Il renforça d'abord les travaux de siège. Puis il attaqua le camp de Nepheris, il remporta la victoire et il détruisit l'armée qui y avait pris ses quartiers. Se retournant vers Carthage, il fit pénétrer ses hommes dans la ville par son point faible, l'entrée du port de commerce. Les assiégés contre-attaquèrent. En vain. Ils creusèrent une autre sortie pour leurs navires et, dans deux batailles navales, ils affrontèrent la flotte romaine (été 147). Egalement sans succès (Yann Le Bohec, Histoire des guerres Romaines: Milieu du VIIIe siècle avant J.-C. – 410 après J.-C., 2017 - books.google.fr).

 

Un lion

 

Le "vieux lion" (Hannibal, né en -246, a plus de 45 ans après la défaite de Zama ), usé par la guerre, devenu borgne dans les marais étrusques, se retire et attend le moment favorable. Il n'a plus, derrière lui, ni les ressources espagnoles, ni les fidèles contingents ibériques. Toutefois, sa retraite ne semble pas si totale.

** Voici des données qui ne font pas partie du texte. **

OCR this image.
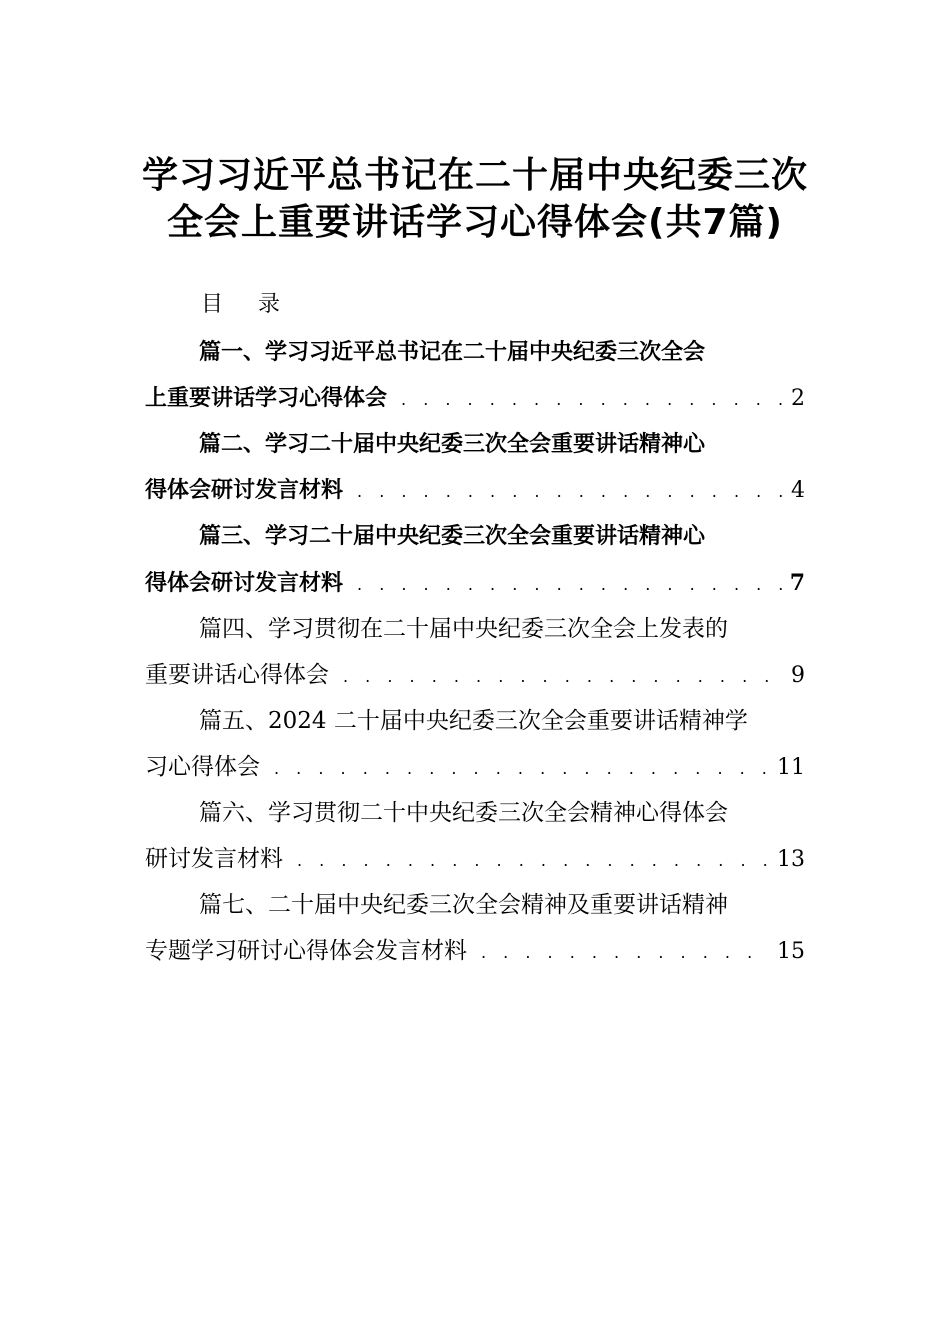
学习习近平总书记在二十届中央纪委三次
全会上重要讲话学习心得体会(共7篇)
目 录
篇一、学习习近平总书记在二十届中央纪委三次全会
上重要讲话学习心得体会 . . .	2
篇二、学习二十届中央纪委三次全会重要讲话精神心
得体会研讨发言材料 . . .	4
篇三、学习二十届中央纪委三次全会重要讲话精神心
得体会研讨发言材料 . . .	7
篇四、学习贯彻在二十届中央纪委三次全会上发表的
重要讲话心得体会 . . .	9
篇五、2024 二十届中央纪委三次全会重要讲话精神学
习心得体会 . . .	11
篇六、学习贯彻二十中央纪委三次全会精神心得体会
研讨发言材料 . . .	13
篇七、二十届中央纪委三次全会精神及重要讲话精神
专题学习研讨心得体会发言材料 . . .	15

Si l'on en croit Cornélius Nepos, il ne cessa pas d'être général et "rentré dans sa patrie, Hannibal fut créé  roi après avoir été général pendant vingt ans (Annales de l'Université d'Abidjan: Histoire. Série I, Volume 12, 1984 - books.google.fr).

 

Le destin du vieux lion est un jour d'être chassé ou tué par le lionceau devenu grand (Gérard Viguié, Les chemins du Ouaddaï, 2005 - books.google.fr).

 

Pour Silius Italicus, Annibal est déjà le Lion de Libye (Tiberius Catius Silius Italicus, Les puniques, Volume 2, traduit par E.-F Corpet, N. A Dubois, 1838 - books.google.fr).

 

A la mort de Massinissa, Scipion Émilien avait partagé la Numidie entre les trois fils du vieux prince : une fin prématurée enleva les deux aînés, et le troisième, Micipsa, resta seul roi, mais il avait lui-même deux fils, Adherbal et Hiempsal, entre lesquels il comptait aussi diviser ses États. Avec ses enfants, Micipsa avait élevé le fils naturel d'un de ses frères, Jugurtha, qui semblait avoir hérité de l'indomptable courage et de l'ambition peu scrupuleuse de son aïeul. Comme Massinissa, c'était le meilleur cavalier de l'Afrique, et nul n'attaquait le lion avec plus de courage dans les grandes chasses du désert (Victor Duruy, Histoire romaine, 1850 - books.google.fr).

 

Polybe rapporte qu'en Afrique les lions attaquaient des villes et que, lorsqu'il s'y était rendu avec Scipion Emilien, il avait vu qu'on en avait mis en croix pour l'exemple, parce que, croyait-on, la crainte d'un pareil châtiment détournerait les autres de commettre la même faute (R. Thouvenot, L'urne cinéraire de Banasa, Hommages à Marcel Renard, Volume 3, 1969 - books.google.fr).

 

Mais simplement en tant qu'Africain, Scipion Emilien est lié au lion à travers le génie tutélaire de l'Afrique.

 

Africa est simplement considérée par les Romains comme la déesse topique de l'Afrique (surtout proconsulaire). Parmi tous les Génies, il en est un qui protégeait spécialement la terre d'Afrique : le Genius Terrae Africae, divinité étrange, aux origines obscures, que l'on représentait avec un corps feminin léontocéphale confondue avec Tanit-Caelestis. Sous l'influence romaine, se produisit une dissociation : entre la déesse qui s'humanisa totalement et l'animal - le lion - qui devint son attribut. Figurée dès lors avec une tête humaine, coiffée de la dépouille d'éléphant, la dea Africa reçut un culte privé qu'attestent de nombreuses statuettes en terre culte ou en bronze (Archéologia, Numéros 36 à 41, 1970 - books.google.fr).

 

Duel

 

Un duel sans merci mit aux prises Rome et Carthage depuis 218, et les opérations qui se déroulèrent en Italie, en Sicile, en Espagne, en Afrique. En l'année 133, Numance se rendit à Scipion Emilien, qui la rase (RBPH, Fondation universitaire de Belgique, Société pour le progrès des études philologiques et historiques, Belgium. Ministère de l'éducation nationale, 1931 - books.google.fr).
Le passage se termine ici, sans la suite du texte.